Le professeur Jan de Volder a clairement indiqué que nous avons perdu la créativité dans la politique étrangère en matière d'action pour la paix. Une certaine polarisation de la pensée a fait que les gens n'essaient plus de créer quelque chose de nouveau, mais préfèrent se barricader derrière ce qu’ils connaissent déjà.

Enfin, le professeur Koen Schoors a proposé de réfléchir déjà à la paix, et à la forme qu’elle aura. Parce que ce n'est qu'en adoptant cette position/vision que la géopolitique internationale pourra saisir toutes les occasions de réaliser des actions en cette direction. Par exemple, lors des récentes inondations dues à la rupture d'un barrage, si l'Union Européenne avait lancé une mission de paix pour sauver tant les Russes que les Ukrainiens, cela aurait été le signe d'une recherche de la paix et d'un dialogue avec tous. Au-delà de l'évaluation de la faisabilité de cet exemple, il est clair que l'action peut devenir créative si on a une certaine tension.

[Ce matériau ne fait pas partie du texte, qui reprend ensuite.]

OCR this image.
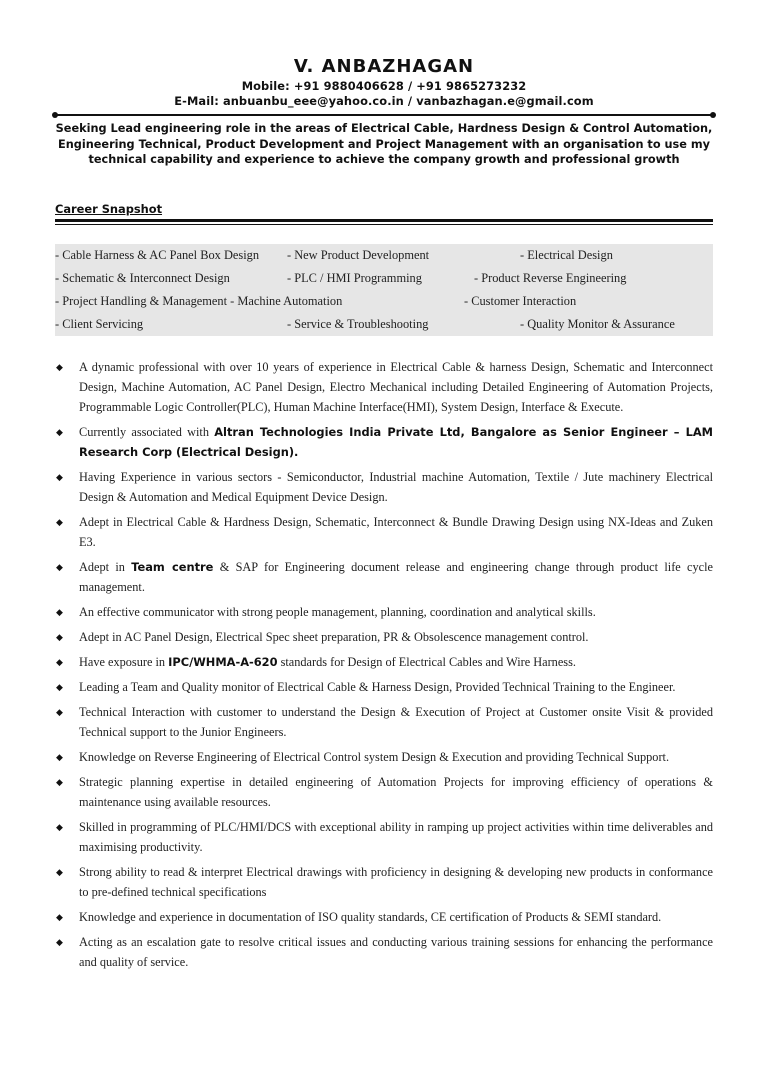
V. ANBAZHAGAN
Mobile: +91 9880406628 / +91 9865273232
E-Mail: anbuanbu_eee@yahoo.co.in / vanbazhagan.e@gmail.com
Seeking Lead engineering role in the areas of Electrical Cable, Hardness Design & Control Automation, Engineering Technical, Product Development and Project Management with an organisation to use my technical capability and experience to achieve the company growth and professional growth
Career Snapshot
- Cable Harness & AC Panel Box Design - New Product Development	- Electrical Design
- Schematic & Interconnect Design	- PLC / HMI Programming	- Product Reverse Engineering
- Project Handling & Management - Machine Automation	- Customer Interaction
- Client Servicing	- Service & Troubleshooting	- Quality Monitor & Assurance
◆ A dynamic professional with over 10 years of experience in Electrical Cable & harness Design, Schematic and Interconnect Design, Machine Automation, AC Panel Design, Electro Mechanical including Detailed Engineering of Automation Projects, Programmable Logic Controller(PLC), Human Machine Interface(HMI), System Design, Interface & Execute.
◆ Currently associated with Altran Technologies India Private Ltd, Bangalore as Senior Engineer – LAM Research Corp (Electrical Design).
◆ Having Experience in various sectors - Semiconductor, Industrial machine Automation, Textile / Jute machinery Electrical Design & Automation and Medical Equipment Device Design.
◆ Adept in Electrical Cable & Hardness Design, Schematic, Interconnect & Bundle Drawing Design using NX-Ideas and Zuken E3.
◆ Adept in Team centre & SAP for Engineering document release and engineering change through product life cycle management.
◆ An effective communicator with strong people management, planning, coordination and analytical skills.
◆ Adept in AC Panel Design, Electrical Spec sheet preparation, PR & Obsolescence management control.
◆ Have exposure in IPC/WHMA-A-620 standards for Design of Electrical Cables and Wire Harness.
◆ Leading a Team and Quality monitor of Electrical Cable & Harness Design, Provided Technical Training to the Engineer.
◆ Technical Interaction with customer to understand the Design & Execution of Project at Customer onsite Visit & provided Technical support to the Junior Engineers.
◆ Knowledge on Reverse Engineering of Electrical Control system Design & Execution and providing Technical Support.
◆ Strategic planning expertise in detailed engineering of Automation Projects for improving efficiency of operations & maintenance using available resources.
◆ Skilled in programming of PLC/HMI/DCS with exceptional ability in ramping up project activities within time deliverables and maximising productivity.
◆ Strong ability to read & interpret Electrical drawings with proficiency in designing & developing new products in conformance to pre-defined technical specifications
◆ Knowledge and experience in documentation of ISO quality standards, CE certification of Products & SEMI standard.
◆ Acting as an escalation gate to resolve critical issues and conducting various training sessions for enhancing the performance and quality of service.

La deuxième surprise a été la manière dont certains d'entre nous sont rentrés chez eux. Laura a été surprise de voir comment trois êtres humains se sont démarqués avec leur visage personnel pour donner leur contribution à leur niveau ; il est donc vrai que, même dans nos milieux quotidiens, nous pouvons être plus créatifs et ouverts dans nos relations avec les autres.

Davide découvre que, grâce à trois sensibilités et histoires différentes de la sienne, il a pu reconnaître et approfondir le raisonnabilité et l'urgence de l'appel à la paix du Pape François, tout comme, face à la communionalité vécue dans l'organisation de la rencontre et en suivant l'autorité dans l'Église et dans le mouvement, il a pu reconnaître qu'il avait besoin des uns et des autres pour vivre l'événement chrétien.

Enfin Giovanni, qui se demandait depuis que la guerre a éclaté : « Qu'est-ce que tout ce que j’ai à vivre a à voir avec cette tragédie ? Où est le lien avec tout, qui fait comprendre et embrasser le sens des choses ? Attribuer la guerre à la folie humaine ne me suffit pas ». À la fin de la rencontre, il a connu Olivier, un ancien kinésithérapeute en fauteuil roulant, avec de sérieux problèmes de santé suite à une grave maladie. Il avait fait 30 kilomètres en taxi pour venir à la rencontre. À la fin, il était très content ! Giovanni s'en est rendu compte sur le chemin du retour, alors qu’il le raccompagnait chez lui ; durant le voyage, Olivier lui a raconté un peu sa vie, ce qui lui était arrivé et quelques drames familiaux. Il a été frappé par le fait que, pour Olivier, tout cela avait été une occasion d'approfondir les choses afin de pouvoir agir et de suivre son cœur (parce que la guerre s'oppose au désir de vie !). Malgré ses limites, et peut-être justement à travers elles, il désire s'impliquer toujours plus dans la construction de la paix, aider pour que cela devienne une réalité. « Mais comment est-ce possible ? » se demande Giovanni. Qu'a-t-il vu ce soir ? Olivier l'a salué devant l'ascenseur de sa maison, avec un grand sourire, aussi pour l’avoir raccompagné et pour l’avoir aidé avec le fauteuil roulant. Giovanni, qui se fâche quand il n'est pas assez « utile » en ce monde, comprend que l'utile, le véritablement utile, c'est Lui.